Die Dominikaner in Graz - St. Andrä

Der 1216 päpstlich approbierte Dominikanerorden (lateinisch Ordo Fratrum Praedicatorum, abgekürzt: OP) hat seinen Ursprung in einer vom Hl. Dominikus (1170 – 1221) in Toulouse gegründeten Prediger-vereinigung, deren vordringliche Aufgabe die Bekehrung der vom katho-lischen Glauben abweichenden Katharer und Waldenser war. Nicht nur das einzelne Ordensmitglied, auch die Ordensgemeinschaft selbst durfte nach seinen ursprünglichen Satzungen keine größeren Besitzungen annehmen. An Besitztümern waren nur die Kloster-gebäude und Gärten zur Versorgung der Brüder erlaubt, den Lebensunterhalt bestritt man vor allem durch Betteln.

Die Grazer Anfänge

Noch zu Lebzeiten des Ordensgründers war auch ein weiblicher Zweig des Ordens gegründet worden. In Graz wurde 1307 das erste Dominikanerinnenkloster gestiftet, lange vor dem männlichen Zweig, denn dieser konnte in der steirischen Landeshauptstadt erst 1466 dank einer Stiftung von Kaiser Friedrich III. Fuß fassen. Dieser überließ den Dominikanern im Bereich des ehemaligen jüdischen Gettos die „Gottsleichnamskapelle“ – heute die Johanneskapelle der Stadtpfarrkirche – und den für den Bau eines Klosters erforderlichen Grund und Bode-n. Der Orden ging auch gleich ans Werk und organisierte eine rege Sammeltätigkeit mit Hilfe der bereits bestehenden Niederlassungen in Deutschland und Italien. Und dies durchaus mit Erfolg, denn in den folgenden Jahrzehnten konnte zwischen der erwähnten Kapelle und der Stadtmauer ein stattliches Klostergebäude errichtet werden, das sich zum Teil im heutigen Stadtpfarrhof erhalten hat. Zu Beginn des 16. Jahrhunderts wurde an die zu klein gewordene Kapelle schließlich auch eine große Klosterkirche – die heutige Stadtpfarrkirche – angebaut, die 1512 mit dem Patrozinium „zum Hl. Blut“ geweiht wurde. Diese Stattlichkeit war aber einige Jahrzehnte später wohl der Hauptgrund dafür, dass die Dominikaner Kloster und Kirche wieder verlieren sollten. 1573 war nämlich die ursprüngliche Grazer Stadtpfarrkirche zum Hl. Ägidius – heute Domkirche – den im Zuge der von den habsburgischen Landesfürsten getragenen katholischen Gegenreformation nach Graz berufenen Jesuiten anvertraut worden. Nach langem Hin und Her wurde 1585 definitiv entschieden, dass der Sitz der Pfarre Graz in die Dominikanerkirche verlegt werden muss. Die Dominikaner mussten weichen, denn das Klostergebäude wurde zum Sitz der Grazer Nuntiatur und zum Pfarrhof umfunktioniert, die bisherige Dominikanerkirche wurde zur Stadtpfarrkirche erhoben.

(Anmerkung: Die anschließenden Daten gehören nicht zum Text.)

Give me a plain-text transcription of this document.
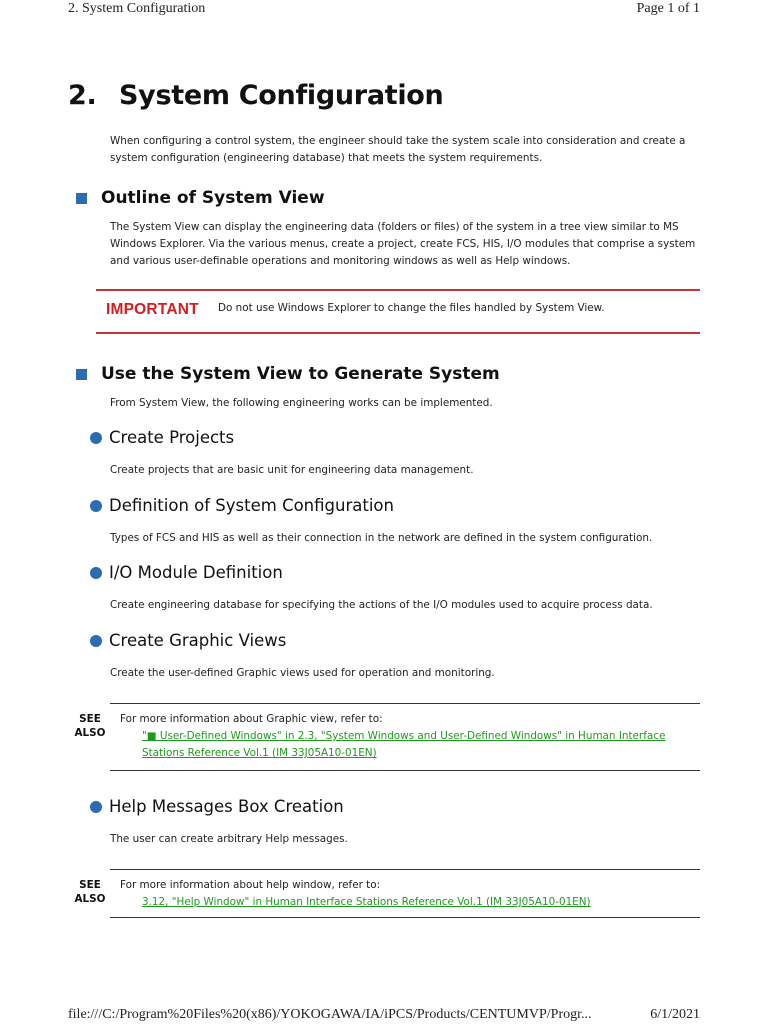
2. System Configuration	Page 1 of 1
2. System Configuration

When configuring a control system, the engineer should take the system scale into consideration and create a system configuration (engineering database) that meets the system requirements.

Outline of System View

The System View can display the engineering data (folders or files) of the system in a tree view similar to MS Windows Explorer. Via the various menus, create a project, create FCS, HIS, I/O modules that comprise a system and various user-definable operations and monitoring windows as well as Help windows.

IMPORTANT Do not use Windows Explorer to change the files handled by System View.
Use the System View to Generate System

From System View, the following engineering works can be implemented.

Create Projects

Create projects that are basic unit for engineering data management.

Definition of System Configuration

Types of FCS and HIS as well as their connection in the network are defined in the system configuration.

I/O Module Definition

Create engineering database for specifying the actions of the I/O modules used to acquire process data.

Create Graphic Views

Create the user-defined Graphic views used for operation and monitoring.

SEE
ALSO
For more information about Graphic view, refer to:
"■ User-Defined Windows" in 2.3, "System Windows and User-Defined Windows" in Human Interface Stations Reference Vol.1 (IM 33J05A10-01EN)
Help Messages Box Creation

The user can create arbitrary Help messages.

SEE
ALSO
For more information about help window, refer to:
3.12, "Help Window" in Human Interface Stations Reference Vol.1 (IM 33J05A10-01EN)
file:///C:/Program%20Files%20(x86)/YOKOGAWA/IA/iPCS/Products/CENTUMVP/Progr...	6/1/2021
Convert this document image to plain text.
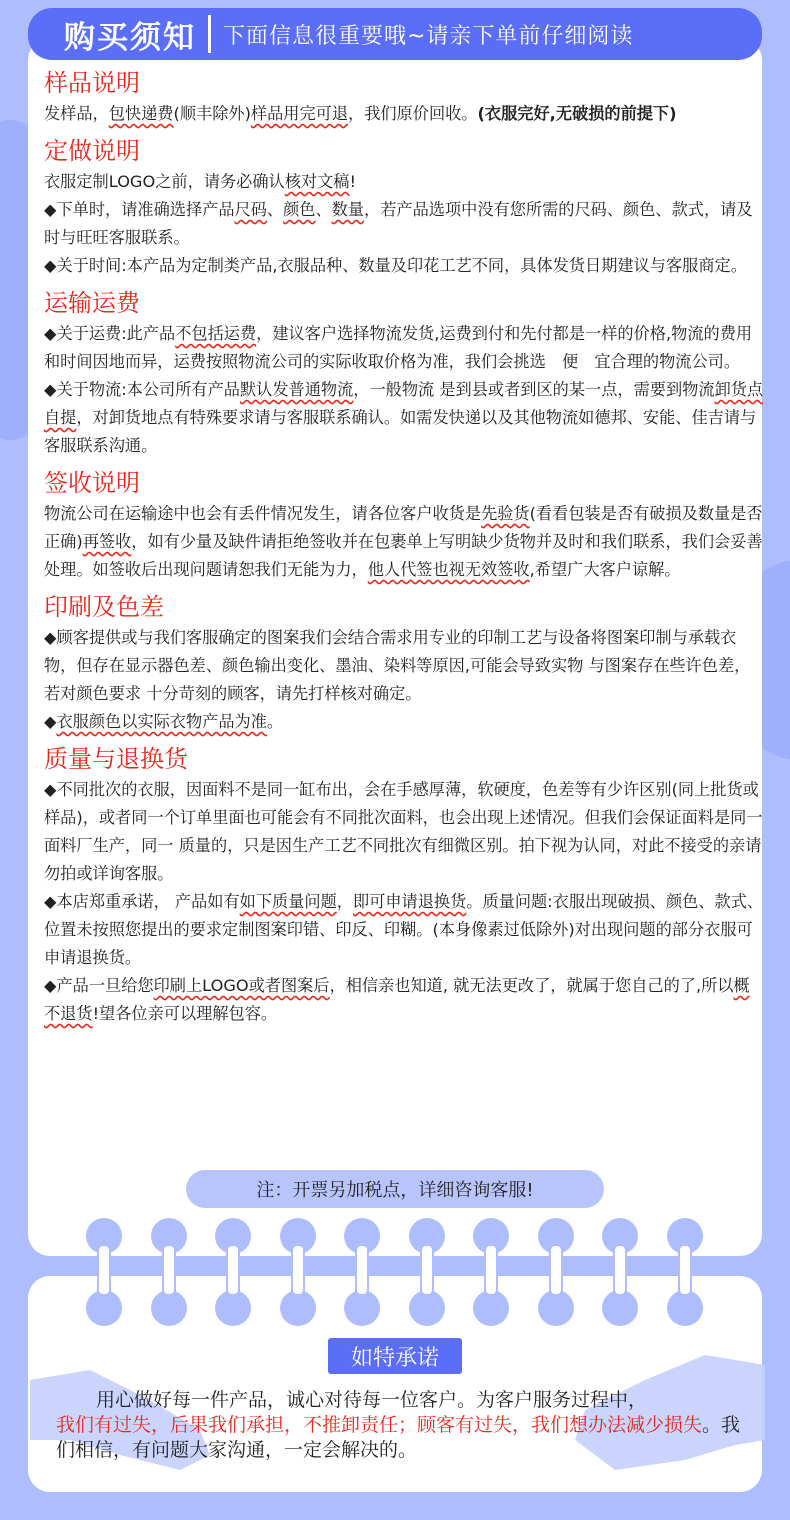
购买须知 下面信息很重要哦~请亲下单前仔细阅读
样品说明

发样品，包快递费(顺丰除外)样品用完可退，我们原价回收。(衣服完好,无破损的前提下)

定做说明

衣服定制LOGO之前，请务必确认核对文稿!

◆下单时，请准确选择产品尺码、颜色、数量，若产品选项中没有您所需的尺码、颜色、款式，请及时与旺旺客服联系。

◆关于时间:本产品为定制类产品,衣服品种、数量及印花工艺不同，具体发货日期建议与客服商定。

运输运费

◆关于运费:此产品不包括运费，建议客户选择物流发货,运费到付和先付都是一样的价格,物流的费用和时间因地而异，运费按照物流公司的实际收取价格为准，我们会挑选　便　宜合理的物流公司。

◆关于物流:本公司所有产品默认发普通物流，一般物流 是到县或者到区的某一点，需要到物流卸货点自提，对卸货地点有特殊要求请与客服联系确认。如需发快递以及其他物流如德邦、安能、佳吉请与客服联系沟通。

签收说明

物流公司在运输途中也会有丢件情况发生，请各位客户收货是先验货(看看包装是否有破损及数量是否正确)再签收，如有少量及缺件请拒绝签收并在包裹单上写明缺少货物并及时和我们联系，我们会妥善处理。如签收后出现问题请恕我们无能为力，他人代签也视无效签收,希望广大客户谅解。

印刷及色差

◆顾客提供或与我们客服确定的图案我们会结合需求用专业的印制工艺与设备将图案印制与承载衣物，但存在显示器色差、颜色输出变化、墨油、染料等原因,可能会导致实物 与图案存在些许色差，若对颜色要求 十分苛刻的顾客，请先打样核对确定。

◆衣服颜色以实际衣物产品为准。

质量与退换货

◆不同批次的衣服，因面料不是同一缸布出，会在手感厚薄，软硬度，色差等有少许区别(同上批货或样品)，或者同一个订单里面也可能会有不同批次面料，也会出现上述情况。但我们会保证面料是同一面料厂生产，同一 质量的，只是因生产工艺不同批次有细微区别。拍下视为认同，对此不接受的亲请勿拍或详询客服。

◆本店郑重承诺， 产品如有如下质量问题，即可申请退换货。质量问题:衣服出现破损、颜色、款式、位置未按照您提出的要求定制图案印错、印反、印糊。(本身像素过低除外)对出现问题的部分衣服可申请退换货。

◆产品一旦给您印刷上LOGO或者图案后，相信亲也知道, 就无法更改了，就属于您自己的了,所以概不退货!望各位亲可以理解包容。

注：开票另加税点，详细咨询客服!
如特承诺
用心做好每一件产品，诚心对待每一位客户。为客户服务过程中，
我们有过失，后果我们承担，不推卸责任；顾客有过失，我们想办法减少损失。我们相信，有问题大家沟通，一定会解决的。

St. Andrä und die Ankunft der Dominikaner

Von 1340 an wird „St. Andre bey Gräz“ an dem die Mur-Auen querenden Weg von Baierdorf in die Stadt immer wieder genannt. Allerdings dürfte seine Gründung viel weiter zurück liegen. „Ardolff von Gräz stifft zu S. Andre ain Müll sambt dem Stampf darbey, underhalb S. Andre gelegen, darvon man järlich dient 10 d (Pfenninge) und mag ain jedweder Pfarrer bey derselben Müll frey mallen. Geben am Prechentag (6. Jänner) anno etc. 1270 Jar“. So wird es in einem aus dem Jahr 1583 stammenden Urkundenregister der Grazer Stadtpfarre überliefert. Die Erhebung dieser aller Wahrscheinlichkeit also schon im späten 13. Jahrhundert errichteten Kirchenanlage von St. Andrä zur Pfarrkirche dürfte dann in der ersten Hälfte des 14. Jahrhunderts erfolgt sein, weil sich die Vorstadt immer mehr vergrößerte. Das erste sichere urkundliche Zeugnis aus dieser Zeit ist ein Kaufbrief aus dem Jahr 1340. Die Rede ist von einer Pfarre und einer Pfarrkirche mit beachtlichen Pfründen. Wahrscheinlich handelte es sich um eine von den Aribonen oder Peilsteinern gestiftete Eigenkirche mit Pfarrrechten. 1479 wurde St. Andrä jedoch der Stadtpfarre zum Hl. Ägydius inkorporiert, ohne eine formale Aufhebung des Pfarrstatus. Der Hofpfarrer war nun auch Pfarrer von St. Andrä bis zur großen Veränderung, die gegen Ende des 16. Jahrhunderts eingeleitet wurde.Die damals recht kleine, zur Stadtpfarre gehörige Filialkirche St. Andrä in der Grazer Murvorstadt wurde 1585 den Dominikanern als neue Bleibe zugewiesen. Mit päpstlicher Bulle vom 1. Mai 1586 wurden diese Rochaden auch kirchenrechtlich sanktioniert. Die urkundlich abgesicherte „Einhendtigung des Kürchl St. Andre“ sowie eines zur Kirche gehörigen Hauses und Gartens für die Dominikaner durch den dafür zuständigen Salzburger Erzbischof Wolf Dietrich von Raitenau erfolgte erst am 2. Mai 1589.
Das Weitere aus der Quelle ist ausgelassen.